Tablo 1: Bazı hayvansal ve bitkisel kaynaklı besinlerin protein içeriği ve yetişkinler için Protein Sindirimi-Düzeltilmiş Amino Asit Puanı (PD-CAAS)
Hayvansal Kaynaklı Besinler | Protein içeriği (g/100g) | (PD-CAAS) |
---|---|---|
Yumurta | 11-13 | >1.0 |
Süt, peynir | 2-6 | >1.0 |
Et | 20-33 | >1.0 |
Bitkisel Kaynaklı Besinler | ||
Kurubaklagiller | 4-15 | ~0.7-0.75 |
Pirinç | 2-6 | ~0.65 |
Buğday | 6-13 | ~0.5 |
(ANSES/CIQUAL French food composition table version 2008 (ANSES/CIQUAL, 2008) and (AFSSA, 2007; Michaelsen et al., 2009; WHO/FAO/UNU, 2007’den adapte edilnmiştir)
Sonuç olarak;
• Yaş gruplarına göre güvenilir günlük protein gereksinimleri belirlenmiştir ancak bu ihtiyacın ne kadarının hayvansal ve bitkisel proteinlerden karşılanması gerektiğine yönelik kesin bir öneri mevcut değildir.
• Hayvansal kaynaklı proteinlerin vücutta kullanımı ve elzem amino asit içeriği bitkisel kaynaklı besinlerden yüksektir ancak bitkisel kaynaklı besinler yeterli ve dengeli beslenmenin temel bileşenleri olan karbonhidrat, posa , vitamin ve minerallerin önemli bir kaynağıdır. Hayvansal kaynaklı besinlerin bileşimindeki yağ baskın olarak doymuş yağ asitlerinden oluşmaktadır.
• Dolayısıyla bitkisel protein kaynaklarına ağırlık vermek, diyetin protein kalitesinin azalmasına, hayvansal protein kaynaklarına ağırlık vermekse, doymuş yağdan zengin ancak posadan sınırlı bir beslenmeye yol açabilir.
• Yeterli ve dengeli beslenmede, süt ve süt ürünleri, et, tahıl, kurubaklagil, sebze –meyve grubundan yer alan tüm besinlerden tüketmek ve besin çeşitliliğini sağlamak önemlidir.
• Besin çeşitliliği sağlanacak şekilde tüm besin gruplarından ihtiyaç duyulan kadar tüketildiğinde hem günlük protein gereksinimi karşılanabilir hem de hayvansal ve bitkisel protein alımı arasındaki denge korunabilir.
• Yeterli ve dengeli beslenme, sağlıklı bir yaşam tarzı ile desteklenirse yaşam süresi de uzayabilir.
Kaynaklar
EUFIC, The European Food Information Council, Plant protein may decrease risk of death, http://www.eufic.org/en/whats-in-food/article/plant-protein-may-decrease-risk-of-death
Song M, Fung TT, Hu FB, et al.
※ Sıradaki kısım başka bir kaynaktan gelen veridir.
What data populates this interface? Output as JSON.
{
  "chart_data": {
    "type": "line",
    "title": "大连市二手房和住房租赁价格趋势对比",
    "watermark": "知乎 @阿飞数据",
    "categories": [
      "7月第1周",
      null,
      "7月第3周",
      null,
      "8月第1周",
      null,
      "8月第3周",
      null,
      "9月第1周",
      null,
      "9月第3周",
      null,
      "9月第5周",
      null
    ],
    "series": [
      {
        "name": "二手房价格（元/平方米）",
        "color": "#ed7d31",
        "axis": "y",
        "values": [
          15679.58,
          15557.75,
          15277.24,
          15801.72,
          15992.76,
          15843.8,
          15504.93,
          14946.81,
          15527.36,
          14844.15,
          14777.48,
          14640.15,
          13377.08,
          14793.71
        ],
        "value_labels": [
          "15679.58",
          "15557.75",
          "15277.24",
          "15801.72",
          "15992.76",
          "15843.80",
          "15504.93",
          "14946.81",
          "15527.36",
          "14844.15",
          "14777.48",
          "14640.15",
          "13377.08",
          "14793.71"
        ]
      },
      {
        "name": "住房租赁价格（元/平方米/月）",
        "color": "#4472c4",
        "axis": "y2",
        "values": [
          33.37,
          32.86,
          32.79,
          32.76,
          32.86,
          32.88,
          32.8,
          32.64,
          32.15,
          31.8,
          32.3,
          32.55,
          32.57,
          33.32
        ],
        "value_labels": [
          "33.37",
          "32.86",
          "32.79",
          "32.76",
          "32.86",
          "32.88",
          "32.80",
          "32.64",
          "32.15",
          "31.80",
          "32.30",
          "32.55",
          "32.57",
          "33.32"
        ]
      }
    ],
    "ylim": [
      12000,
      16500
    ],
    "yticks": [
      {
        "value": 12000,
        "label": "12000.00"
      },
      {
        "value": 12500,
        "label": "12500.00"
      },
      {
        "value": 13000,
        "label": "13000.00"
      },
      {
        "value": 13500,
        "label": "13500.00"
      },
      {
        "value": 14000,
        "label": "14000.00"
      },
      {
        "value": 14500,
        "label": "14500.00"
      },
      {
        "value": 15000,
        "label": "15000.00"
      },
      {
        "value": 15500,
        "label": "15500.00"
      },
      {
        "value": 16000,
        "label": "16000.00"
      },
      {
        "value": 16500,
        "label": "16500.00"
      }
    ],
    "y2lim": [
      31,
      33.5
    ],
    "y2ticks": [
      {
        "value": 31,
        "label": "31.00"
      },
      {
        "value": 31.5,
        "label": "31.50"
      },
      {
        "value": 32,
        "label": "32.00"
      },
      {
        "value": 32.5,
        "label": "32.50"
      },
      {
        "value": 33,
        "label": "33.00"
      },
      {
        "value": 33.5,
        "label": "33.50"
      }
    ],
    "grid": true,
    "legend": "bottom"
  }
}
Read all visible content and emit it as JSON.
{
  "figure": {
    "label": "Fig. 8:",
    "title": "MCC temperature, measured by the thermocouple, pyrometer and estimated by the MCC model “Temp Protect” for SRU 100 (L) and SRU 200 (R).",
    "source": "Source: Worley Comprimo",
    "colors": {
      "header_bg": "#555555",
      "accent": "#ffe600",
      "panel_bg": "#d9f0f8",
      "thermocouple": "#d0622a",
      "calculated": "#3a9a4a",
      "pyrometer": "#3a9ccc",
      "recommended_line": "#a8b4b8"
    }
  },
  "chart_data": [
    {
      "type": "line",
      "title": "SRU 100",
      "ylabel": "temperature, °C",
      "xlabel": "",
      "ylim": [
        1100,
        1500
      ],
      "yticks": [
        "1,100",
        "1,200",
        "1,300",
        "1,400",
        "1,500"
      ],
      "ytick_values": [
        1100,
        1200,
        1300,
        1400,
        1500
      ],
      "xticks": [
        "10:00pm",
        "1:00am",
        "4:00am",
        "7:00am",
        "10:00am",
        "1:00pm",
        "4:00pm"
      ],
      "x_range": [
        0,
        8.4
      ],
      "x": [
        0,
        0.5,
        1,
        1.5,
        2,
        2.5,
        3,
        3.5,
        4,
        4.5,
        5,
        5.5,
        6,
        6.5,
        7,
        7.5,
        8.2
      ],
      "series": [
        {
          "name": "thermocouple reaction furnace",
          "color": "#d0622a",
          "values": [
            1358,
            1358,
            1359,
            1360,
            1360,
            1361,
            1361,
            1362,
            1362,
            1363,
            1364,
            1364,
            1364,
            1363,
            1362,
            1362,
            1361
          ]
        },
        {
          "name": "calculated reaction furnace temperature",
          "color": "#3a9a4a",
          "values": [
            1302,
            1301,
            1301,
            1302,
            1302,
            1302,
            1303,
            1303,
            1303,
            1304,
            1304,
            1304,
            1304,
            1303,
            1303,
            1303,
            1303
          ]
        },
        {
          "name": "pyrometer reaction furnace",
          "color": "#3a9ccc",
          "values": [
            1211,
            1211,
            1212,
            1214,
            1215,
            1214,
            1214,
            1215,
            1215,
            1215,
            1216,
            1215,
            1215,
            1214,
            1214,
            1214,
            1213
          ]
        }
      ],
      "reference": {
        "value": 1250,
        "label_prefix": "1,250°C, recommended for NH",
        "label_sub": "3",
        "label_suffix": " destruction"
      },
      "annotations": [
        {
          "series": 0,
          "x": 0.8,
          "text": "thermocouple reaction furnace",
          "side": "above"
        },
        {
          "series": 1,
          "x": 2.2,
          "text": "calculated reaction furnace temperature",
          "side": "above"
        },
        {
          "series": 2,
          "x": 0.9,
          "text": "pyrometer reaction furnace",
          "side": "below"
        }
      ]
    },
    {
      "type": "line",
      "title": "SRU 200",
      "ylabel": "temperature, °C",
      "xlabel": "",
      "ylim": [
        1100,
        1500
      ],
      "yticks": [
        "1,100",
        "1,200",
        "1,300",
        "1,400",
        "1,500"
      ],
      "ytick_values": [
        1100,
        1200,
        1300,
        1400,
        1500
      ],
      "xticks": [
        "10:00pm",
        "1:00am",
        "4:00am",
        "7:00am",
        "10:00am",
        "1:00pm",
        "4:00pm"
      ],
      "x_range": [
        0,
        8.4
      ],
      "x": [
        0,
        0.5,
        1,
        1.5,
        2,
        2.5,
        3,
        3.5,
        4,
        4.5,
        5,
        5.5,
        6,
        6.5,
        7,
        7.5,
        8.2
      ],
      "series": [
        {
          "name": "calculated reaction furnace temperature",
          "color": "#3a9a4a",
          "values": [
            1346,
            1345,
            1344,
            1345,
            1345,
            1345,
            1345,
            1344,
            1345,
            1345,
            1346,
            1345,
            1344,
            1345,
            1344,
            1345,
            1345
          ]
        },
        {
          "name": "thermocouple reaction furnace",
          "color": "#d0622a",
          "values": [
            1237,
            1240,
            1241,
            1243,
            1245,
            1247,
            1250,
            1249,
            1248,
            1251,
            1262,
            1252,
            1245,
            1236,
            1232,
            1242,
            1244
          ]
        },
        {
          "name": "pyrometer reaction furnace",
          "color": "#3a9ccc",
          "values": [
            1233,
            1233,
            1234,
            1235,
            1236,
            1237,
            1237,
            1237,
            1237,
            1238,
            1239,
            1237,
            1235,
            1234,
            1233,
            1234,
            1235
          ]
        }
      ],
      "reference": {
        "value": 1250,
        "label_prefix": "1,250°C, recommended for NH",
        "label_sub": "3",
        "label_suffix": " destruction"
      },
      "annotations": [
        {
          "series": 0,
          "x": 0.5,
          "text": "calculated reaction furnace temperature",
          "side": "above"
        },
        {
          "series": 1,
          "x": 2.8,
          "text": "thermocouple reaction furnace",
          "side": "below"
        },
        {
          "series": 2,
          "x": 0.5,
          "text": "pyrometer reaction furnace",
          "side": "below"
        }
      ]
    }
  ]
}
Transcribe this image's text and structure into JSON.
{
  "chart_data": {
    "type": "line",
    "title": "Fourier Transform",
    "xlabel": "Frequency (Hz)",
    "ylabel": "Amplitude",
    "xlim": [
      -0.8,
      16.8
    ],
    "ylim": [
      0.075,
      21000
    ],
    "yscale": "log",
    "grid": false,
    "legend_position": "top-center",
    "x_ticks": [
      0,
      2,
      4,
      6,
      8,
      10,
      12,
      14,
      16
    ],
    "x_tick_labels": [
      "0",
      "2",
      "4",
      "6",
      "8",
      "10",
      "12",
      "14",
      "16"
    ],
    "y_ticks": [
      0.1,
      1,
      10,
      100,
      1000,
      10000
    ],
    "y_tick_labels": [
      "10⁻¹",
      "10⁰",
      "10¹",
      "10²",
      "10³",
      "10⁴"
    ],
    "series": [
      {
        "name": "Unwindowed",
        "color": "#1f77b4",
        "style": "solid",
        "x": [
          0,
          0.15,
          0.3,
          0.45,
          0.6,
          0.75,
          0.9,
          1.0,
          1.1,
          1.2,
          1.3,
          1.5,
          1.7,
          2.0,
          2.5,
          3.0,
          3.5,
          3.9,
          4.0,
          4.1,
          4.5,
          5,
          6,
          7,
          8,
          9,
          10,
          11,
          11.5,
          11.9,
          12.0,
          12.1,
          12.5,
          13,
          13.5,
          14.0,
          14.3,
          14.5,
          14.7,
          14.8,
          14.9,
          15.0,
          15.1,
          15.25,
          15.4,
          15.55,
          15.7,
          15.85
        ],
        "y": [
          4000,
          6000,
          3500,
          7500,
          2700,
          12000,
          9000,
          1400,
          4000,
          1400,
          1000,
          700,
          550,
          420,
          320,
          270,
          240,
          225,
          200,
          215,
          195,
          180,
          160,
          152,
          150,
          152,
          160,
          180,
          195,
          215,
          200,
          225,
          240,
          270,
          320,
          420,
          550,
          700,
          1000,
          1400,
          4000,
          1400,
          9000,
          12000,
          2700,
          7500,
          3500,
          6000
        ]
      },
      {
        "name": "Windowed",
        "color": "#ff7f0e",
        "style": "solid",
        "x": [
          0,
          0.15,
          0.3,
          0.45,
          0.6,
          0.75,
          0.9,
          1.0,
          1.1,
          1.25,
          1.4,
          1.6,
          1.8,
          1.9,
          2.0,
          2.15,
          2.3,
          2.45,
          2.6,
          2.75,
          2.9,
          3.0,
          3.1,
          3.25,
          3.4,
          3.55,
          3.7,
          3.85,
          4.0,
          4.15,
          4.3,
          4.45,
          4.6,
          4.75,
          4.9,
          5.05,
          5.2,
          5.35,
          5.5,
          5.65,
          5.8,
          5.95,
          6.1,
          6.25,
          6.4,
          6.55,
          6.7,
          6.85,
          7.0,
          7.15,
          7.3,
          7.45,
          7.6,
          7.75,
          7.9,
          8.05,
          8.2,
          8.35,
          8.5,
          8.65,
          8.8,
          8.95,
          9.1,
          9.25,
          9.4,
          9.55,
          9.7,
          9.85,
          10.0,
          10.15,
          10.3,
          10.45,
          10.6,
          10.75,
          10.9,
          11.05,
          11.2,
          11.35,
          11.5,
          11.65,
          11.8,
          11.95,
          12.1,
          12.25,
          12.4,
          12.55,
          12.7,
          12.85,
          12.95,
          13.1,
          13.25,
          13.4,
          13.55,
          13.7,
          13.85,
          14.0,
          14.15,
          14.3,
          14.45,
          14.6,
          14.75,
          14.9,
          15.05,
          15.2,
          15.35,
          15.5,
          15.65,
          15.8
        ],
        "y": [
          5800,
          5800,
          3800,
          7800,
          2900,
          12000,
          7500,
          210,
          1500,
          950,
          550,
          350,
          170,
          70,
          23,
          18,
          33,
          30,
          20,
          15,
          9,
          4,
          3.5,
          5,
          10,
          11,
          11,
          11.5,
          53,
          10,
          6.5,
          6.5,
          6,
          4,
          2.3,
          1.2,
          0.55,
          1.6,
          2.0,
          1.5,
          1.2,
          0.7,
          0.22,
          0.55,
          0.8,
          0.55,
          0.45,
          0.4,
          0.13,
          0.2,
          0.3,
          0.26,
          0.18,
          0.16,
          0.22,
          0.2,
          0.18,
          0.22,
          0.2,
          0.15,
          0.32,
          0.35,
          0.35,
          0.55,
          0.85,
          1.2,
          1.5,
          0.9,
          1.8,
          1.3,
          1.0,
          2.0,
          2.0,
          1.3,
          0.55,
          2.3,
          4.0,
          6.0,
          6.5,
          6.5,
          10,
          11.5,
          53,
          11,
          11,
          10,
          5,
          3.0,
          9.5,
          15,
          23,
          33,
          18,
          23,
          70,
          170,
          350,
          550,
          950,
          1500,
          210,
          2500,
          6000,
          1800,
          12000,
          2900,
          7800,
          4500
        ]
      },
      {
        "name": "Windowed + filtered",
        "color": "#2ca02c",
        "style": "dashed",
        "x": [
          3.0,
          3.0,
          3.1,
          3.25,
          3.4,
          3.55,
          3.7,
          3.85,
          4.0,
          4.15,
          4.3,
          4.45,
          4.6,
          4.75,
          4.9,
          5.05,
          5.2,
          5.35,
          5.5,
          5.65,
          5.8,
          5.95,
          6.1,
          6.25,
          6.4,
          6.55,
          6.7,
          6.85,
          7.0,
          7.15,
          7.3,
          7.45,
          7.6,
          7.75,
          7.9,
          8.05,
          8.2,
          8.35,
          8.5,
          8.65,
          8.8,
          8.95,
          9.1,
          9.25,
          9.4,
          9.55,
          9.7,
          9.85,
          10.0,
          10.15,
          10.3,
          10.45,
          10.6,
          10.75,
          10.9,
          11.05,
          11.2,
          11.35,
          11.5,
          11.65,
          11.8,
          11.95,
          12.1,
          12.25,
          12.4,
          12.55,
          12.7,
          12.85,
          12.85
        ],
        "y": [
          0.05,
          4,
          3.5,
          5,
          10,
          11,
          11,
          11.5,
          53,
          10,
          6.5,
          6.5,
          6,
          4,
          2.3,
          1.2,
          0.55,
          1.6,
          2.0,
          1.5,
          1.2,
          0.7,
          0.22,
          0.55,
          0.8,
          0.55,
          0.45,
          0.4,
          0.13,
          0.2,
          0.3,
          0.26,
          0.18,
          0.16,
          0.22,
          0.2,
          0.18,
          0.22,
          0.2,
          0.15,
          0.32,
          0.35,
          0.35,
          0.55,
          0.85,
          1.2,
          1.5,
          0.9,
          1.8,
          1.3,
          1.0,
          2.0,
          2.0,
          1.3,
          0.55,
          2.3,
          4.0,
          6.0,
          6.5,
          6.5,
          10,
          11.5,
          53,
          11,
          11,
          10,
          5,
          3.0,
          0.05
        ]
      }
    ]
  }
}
Association of Animal and Plant Protein Intake With All-Cause and Cause-Specific Mortality. JAMA Intern Med. Published online August 01, 2016. DOI:10.1001/jamainternmed.2016.4182.
https://www.efsa.europa.eu/sites/default/files/2017_09_DRVs_summary_report.pdf
European Food Safety Authority (EFSA), Scientific Opinion on Dietary Reference Values for protein, EFSA Journal, 2012;10(2):2557.